Robust Q-learning

Ertefaie, Ashkan, McKay, James R., Oslin, David, Strawderman, Robert L.

arXiv.org Machine Learning 

A dynamic treatment strategy is a sequence of decision rules that maps individual characteristics to a treatment option at each decision point (i.e., a specific point in time in which a treatment is to be considered or altered). An optimal dynamic treatment strategy seeks to make these decisions to maximize a particular expected health outcome (Lavori & Dawson, 2000; Murphy, 2005; Nahum-Shani et al., 2012a; Lei et al., 2012; Davidian et al., 2016).

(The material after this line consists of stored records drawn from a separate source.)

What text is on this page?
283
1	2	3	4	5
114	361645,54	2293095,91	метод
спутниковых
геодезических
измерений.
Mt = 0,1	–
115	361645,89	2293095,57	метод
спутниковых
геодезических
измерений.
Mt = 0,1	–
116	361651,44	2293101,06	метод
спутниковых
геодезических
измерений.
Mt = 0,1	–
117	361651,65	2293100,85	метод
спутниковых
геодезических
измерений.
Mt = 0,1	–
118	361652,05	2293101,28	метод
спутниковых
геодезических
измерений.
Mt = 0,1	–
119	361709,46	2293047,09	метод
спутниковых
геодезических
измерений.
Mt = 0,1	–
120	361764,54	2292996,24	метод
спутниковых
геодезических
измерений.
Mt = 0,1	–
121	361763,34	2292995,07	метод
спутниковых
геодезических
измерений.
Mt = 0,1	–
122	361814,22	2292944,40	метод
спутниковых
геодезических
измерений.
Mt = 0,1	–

This is similar to clinical decision making whereby care providers tailor the type/dose of treatment over the course of clinical care based on ongoing information regarding patient progress in treatment. The main goal of precision medicine (i.e., developing an effective dynamic treatment strategy) is to use patient characteristics to inform a personalized treatment plan as a sequence of decision rules that leads to the best possible health outcome for each patient (Nahum-Shani et al., 2012a; Chakraborty & Moodie, 2013; Moodie & Kosorok, 2015; Butler et al., 2018). Q-learning is a reinforcement learning algorithm that is widely used to estimate an optimal dynamic treatment strategy using data from multistage randomized clinical trials or observational studies (Watkins & Dayan, 1992; Nahum-Shani et al., 2012b; Laber et al., 2014).